Conjuring her gracious image out of the dreamy shadows, he found balm for his sore heart in the white gown that fell softly around her, the small white foot that now and then pressed the pedal, the long, graceful line that swept from her shoulder to her finger-tips, the faint hollow where her gown, with the softness of a caress, melted into the ivory whiteness of her neck, the thick, creamy skin, in some way suggesting white rose-leaves, the scarlet, wistful mouth, the deep brown eyes reflecting golden lights, and the crown of wonderful hair that shimmered and shone and gleamed like burnished gold.

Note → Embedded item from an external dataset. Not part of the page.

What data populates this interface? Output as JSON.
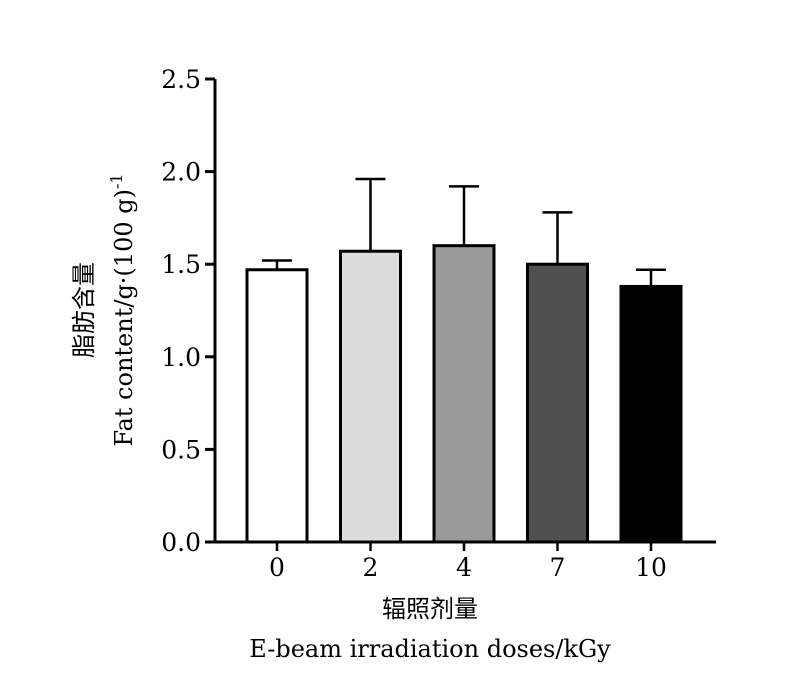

The subtle sweetness of her filled the room. She had left behind her not only a memory but the enduring impress of personality. The house was full of Ediths. There was one at the table, another at the piano, one leaning against the mantel with hands clasped behind her, another in a high-backed rocker, leaning back against a dull green cushion, and one upon the stairway, ascending with light steps that died away with the closing of a door, or descending with a quick rustle of silken skirts that presently merged into perfume, then into her.
Release from Pain
Every gown she had worn, every word she had said, every laugh that had wakened slumbering echoes with its low, vibrant contralto, came remorselessly back. Full tides of longing beat pitilessly upon his senses, never, it seemed, to ebb again. And yet, at times, when his whole soul so cried out for her that he stretched his arms, in yearning, toward the myriad phantom Ediths that peopled the room, mystical assurance would come from somewhere that she, too, was keeping the night watch.
Through the tense and throbbing darkness, love sped from one to the other as though upon ghostly wings. Neither sight nor sound nor touch betrayed its coming, yet the call and the answer were always divinely sure. As though they two stood dumbly on either side of some mysterious portal, denied all things save longing, heart-beat answered unto heart-beat in the stillness of the night.
The experience invariably brought comfort and a certain release from pain. Denial seemed to be but another phase of fulfilment, since it opened the way for this exquisite belonging of one to the other. Beyond and above all lure of woman, wholly aside from the ecstasy of sight and touch, she was his as inseparably as perfume belongs to the rose that breathes it forth.
Toiling in the Vineyard
While he worked in the vineyard it was consciously for her. For her sake he aspired to make the best of himself; to make this hillside yield its purple banners from the secret storehouses within. So he had struggled with soil and season, with suns that scorched and winds that chilled, with parching days that opened the earth in great crevices, and with torrents that made the paths between the vines impassable for days.